I learnt that the label field is a flag that indicates if the entry is considered as an attack.

The kind of attack is written in the attack_cat field. The label values of the entries are coherents with their attack_cat values.

The protocols and services use in an attack are more various than for a legitimate traffic.

Correlation matrix show that, for labelled entries, sttl and dttl fields does not have the same distributions as for unlabelled entries. There is correlation differences for some other fields too.

rate median is 118 for unlabelled entries and 100000 for labelled entries.
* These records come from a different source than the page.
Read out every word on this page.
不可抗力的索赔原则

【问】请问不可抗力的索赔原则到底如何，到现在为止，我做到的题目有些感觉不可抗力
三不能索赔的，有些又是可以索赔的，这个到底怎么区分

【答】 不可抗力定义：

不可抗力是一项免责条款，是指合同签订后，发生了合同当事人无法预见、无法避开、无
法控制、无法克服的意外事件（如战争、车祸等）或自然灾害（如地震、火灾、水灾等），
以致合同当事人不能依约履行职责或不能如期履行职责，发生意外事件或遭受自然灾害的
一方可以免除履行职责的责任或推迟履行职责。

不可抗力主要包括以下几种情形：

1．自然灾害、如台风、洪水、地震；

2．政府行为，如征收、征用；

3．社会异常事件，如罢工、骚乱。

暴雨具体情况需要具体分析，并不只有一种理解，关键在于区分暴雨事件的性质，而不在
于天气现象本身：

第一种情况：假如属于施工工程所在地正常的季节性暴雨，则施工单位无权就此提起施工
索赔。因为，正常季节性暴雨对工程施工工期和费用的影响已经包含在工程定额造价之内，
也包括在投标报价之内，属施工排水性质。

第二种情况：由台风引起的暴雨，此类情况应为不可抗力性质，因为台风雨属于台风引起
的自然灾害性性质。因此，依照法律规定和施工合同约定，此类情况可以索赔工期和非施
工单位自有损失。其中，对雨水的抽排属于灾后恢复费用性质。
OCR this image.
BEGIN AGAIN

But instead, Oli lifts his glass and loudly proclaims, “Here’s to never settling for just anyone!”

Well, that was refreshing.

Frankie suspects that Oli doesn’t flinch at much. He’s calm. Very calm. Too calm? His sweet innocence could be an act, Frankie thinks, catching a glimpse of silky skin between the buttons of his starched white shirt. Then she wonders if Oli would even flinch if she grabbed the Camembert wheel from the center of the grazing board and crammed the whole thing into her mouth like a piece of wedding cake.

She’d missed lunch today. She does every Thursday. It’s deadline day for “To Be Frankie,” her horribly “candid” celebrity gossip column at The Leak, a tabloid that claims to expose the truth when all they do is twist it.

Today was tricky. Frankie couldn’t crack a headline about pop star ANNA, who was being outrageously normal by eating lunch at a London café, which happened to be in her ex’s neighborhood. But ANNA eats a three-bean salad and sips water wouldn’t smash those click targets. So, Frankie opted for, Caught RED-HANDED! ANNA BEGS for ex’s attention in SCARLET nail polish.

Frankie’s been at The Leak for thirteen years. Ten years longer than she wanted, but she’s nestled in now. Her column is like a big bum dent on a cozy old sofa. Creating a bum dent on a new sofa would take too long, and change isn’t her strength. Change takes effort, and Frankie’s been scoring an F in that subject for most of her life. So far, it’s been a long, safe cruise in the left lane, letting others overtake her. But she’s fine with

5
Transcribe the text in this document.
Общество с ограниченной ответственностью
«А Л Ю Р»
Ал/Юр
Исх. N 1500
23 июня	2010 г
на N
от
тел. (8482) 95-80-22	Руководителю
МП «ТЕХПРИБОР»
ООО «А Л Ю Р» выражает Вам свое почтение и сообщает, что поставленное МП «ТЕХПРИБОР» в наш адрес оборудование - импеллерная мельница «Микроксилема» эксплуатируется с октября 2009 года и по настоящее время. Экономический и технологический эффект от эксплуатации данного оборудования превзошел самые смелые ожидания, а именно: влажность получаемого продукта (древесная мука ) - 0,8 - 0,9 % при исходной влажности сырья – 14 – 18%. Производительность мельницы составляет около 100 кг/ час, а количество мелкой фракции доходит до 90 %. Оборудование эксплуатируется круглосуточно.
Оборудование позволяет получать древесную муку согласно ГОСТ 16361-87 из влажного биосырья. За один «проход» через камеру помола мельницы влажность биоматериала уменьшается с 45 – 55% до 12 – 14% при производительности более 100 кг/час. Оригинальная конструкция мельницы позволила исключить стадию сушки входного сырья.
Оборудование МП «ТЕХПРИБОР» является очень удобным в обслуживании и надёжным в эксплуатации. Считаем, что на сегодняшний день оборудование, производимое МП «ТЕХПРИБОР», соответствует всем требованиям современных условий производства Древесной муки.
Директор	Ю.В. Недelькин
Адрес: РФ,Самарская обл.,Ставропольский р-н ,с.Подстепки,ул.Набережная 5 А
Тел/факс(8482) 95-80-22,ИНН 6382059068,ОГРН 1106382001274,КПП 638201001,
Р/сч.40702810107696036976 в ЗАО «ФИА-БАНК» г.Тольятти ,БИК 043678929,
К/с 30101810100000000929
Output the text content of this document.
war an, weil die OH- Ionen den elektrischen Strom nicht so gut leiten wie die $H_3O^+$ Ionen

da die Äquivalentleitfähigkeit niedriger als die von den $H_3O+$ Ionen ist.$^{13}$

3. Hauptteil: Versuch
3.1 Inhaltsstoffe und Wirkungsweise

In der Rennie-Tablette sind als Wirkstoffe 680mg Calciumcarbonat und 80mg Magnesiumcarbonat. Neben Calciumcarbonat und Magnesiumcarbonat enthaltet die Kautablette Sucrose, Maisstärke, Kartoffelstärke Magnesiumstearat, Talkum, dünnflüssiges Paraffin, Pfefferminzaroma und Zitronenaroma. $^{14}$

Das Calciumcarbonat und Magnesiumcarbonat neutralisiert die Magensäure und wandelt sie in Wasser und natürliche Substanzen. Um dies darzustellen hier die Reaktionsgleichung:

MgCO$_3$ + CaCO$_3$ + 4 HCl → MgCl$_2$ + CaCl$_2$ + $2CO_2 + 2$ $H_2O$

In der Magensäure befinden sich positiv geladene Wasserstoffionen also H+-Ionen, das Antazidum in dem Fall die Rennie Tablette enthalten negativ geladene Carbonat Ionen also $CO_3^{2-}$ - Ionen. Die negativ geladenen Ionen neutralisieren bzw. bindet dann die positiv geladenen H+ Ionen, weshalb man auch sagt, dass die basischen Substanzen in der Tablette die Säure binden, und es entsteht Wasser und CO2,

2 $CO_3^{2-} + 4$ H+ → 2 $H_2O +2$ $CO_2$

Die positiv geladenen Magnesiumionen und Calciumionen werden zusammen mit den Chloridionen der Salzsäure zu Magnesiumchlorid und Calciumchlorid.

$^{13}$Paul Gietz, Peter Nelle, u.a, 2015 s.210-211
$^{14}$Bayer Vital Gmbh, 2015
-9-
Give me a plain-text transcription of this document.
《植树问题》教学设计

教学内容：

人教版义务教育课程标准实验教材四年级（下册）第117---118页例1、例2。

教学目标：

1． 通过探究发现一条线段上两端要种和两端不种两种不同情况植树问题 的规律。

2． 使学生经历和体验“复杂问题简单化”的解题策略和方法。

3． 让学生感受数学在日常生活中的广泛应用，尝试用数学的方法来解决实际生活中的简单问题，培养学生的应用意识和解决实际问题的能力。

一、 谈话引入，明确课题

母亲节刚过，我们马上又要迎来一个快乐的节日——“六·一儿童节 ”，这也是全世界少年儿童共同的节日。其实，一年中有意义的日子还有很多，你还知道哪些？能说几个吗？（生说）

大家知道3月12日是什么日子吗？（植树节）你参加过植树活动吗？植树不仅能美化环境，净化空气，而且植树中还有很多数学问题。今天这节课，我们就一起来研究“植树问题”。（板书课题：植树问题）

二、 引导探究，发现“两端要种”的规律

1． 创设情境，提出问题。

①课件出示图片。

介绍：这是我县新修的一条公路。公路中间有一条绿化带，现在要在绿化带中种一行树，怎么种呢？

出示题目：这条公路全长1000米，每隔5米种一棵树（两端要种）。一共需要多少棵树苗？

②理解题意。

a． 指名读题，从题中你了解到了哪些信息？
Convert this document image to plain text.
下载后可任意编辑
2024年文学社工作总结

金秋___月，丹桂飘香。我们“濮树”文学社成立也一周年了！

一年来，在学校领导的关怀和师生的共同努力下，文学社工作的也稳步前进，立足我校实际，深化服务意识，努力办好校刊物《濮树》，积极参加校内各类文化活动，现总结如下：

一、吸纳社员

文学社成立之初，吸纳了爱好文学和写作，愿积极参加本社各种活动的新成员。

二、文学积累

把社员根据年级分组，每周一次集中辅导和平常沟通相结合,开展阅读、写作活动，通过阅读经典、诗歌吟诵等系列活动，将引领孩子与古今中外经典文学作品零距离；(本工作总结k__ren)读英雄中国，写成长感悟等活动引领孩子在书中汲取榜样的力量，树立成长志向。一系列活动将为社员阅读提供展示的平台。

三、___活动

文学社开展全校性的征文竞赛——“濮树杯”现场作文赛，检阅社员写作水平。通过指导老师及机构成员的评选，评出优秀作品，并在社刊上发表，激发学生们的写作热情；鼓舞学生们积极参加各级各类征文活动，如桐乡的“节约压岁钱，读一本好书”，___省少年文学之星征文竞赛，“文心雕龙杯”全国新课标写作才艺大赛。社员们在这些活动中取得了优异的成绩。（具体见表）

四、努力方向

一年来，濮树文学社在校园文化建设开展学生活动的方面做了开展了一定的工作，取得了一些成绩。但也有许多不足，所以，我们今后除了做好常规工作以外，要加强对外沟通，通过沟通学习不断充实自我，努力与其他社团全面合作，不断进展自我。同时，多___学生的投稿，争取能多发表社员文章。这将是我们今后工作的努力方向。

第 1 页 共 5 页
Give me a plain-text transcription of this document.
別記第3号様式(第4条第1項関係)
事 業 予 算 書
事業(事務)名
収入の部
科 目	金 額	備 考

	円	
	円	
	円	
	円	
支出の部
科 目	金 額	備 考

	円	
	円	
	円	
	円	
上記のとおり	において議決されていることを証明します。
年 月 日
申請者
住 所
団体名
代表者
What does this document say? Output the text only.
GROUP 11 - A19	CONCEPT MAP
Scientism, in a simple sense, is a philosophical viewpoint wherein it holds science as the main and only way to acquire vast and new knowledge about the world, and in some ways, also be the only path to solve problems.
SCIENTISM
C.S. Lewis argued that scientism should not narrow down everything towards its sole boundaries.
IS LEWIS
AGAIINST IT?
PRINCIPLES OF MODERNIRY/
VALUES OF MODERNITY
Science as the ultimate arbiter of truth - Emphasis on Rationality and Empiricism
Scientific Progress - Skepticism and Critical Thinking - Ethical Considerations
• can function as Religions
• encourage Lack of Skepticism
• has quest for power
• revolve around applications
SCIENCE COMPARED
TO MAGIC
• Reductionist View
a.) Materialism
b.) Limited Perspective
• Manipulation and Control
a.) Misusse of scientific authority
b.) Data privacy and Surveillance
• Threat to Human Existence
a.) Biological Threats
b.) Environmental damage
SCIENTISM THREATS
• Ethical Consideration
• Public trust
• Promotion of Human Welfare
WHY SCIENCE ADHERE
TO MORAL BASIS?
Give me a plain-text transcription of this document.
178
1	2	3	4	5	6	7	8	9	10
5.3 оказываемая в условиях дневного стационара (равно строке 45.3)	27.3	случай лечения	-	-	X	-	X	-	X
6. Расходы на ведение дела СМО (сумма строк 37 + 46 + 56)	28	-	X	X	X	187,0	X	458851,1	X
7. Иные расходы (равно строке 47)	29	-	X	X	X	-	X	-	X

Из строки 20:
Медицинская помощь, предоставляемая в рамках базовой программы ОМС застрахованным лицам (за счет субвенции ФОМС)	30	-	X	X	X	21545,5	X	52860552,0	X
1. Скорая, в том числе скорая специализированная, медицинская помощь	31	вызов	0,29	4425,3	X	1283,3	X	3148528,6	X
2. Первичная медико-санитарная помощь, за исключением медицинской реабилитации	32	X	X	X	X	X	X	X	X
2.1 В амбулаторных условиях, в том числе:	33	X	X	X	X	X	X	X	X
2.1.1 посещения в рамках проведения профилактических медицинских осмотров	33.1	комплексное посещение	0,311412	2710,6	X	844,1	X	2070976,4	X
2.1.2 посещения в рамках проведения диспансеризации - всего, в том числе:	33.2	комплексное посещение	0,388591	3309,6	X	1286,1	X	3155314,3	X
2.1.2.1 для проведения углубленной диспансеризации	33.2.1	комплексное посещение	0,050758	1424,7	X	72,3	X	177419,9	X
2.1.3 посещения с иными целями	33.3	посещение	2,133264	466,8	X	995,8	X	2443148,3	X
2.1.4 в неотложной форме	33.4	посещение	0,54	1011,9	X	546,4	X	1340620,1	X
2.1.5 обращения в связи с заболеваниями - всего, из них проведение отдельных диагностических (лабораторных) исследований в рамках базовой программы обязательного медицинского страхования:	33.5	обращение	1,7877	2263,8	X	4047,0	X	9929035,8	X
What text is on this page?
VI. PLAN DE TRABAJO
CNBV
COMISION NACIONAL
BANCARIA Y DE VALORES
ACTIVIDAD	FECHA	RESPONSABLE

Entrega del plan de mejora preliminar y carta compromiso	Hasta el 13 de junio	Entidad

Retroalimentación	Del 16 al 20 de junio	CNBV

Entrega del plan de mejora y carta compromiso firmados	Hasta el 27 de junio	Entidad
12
dttl median is 29 for unlabelled entries and 0 for labelled entries.

sttl median is 62 for unlabelled entries en 254 for labelled entries.

### 15.2. Draw the first conclusions

The entries contain normal and attack traffic, and seem correctly classified without identified bias. When aggregated according the label field, data have a different metrics profile.

### 15.3. Emit recommendations for enforcing the cybersecurity of the target system

We can use this data set to train machine learning classifiers, like XGBoost, in order to estimate a probability of attack on new entries.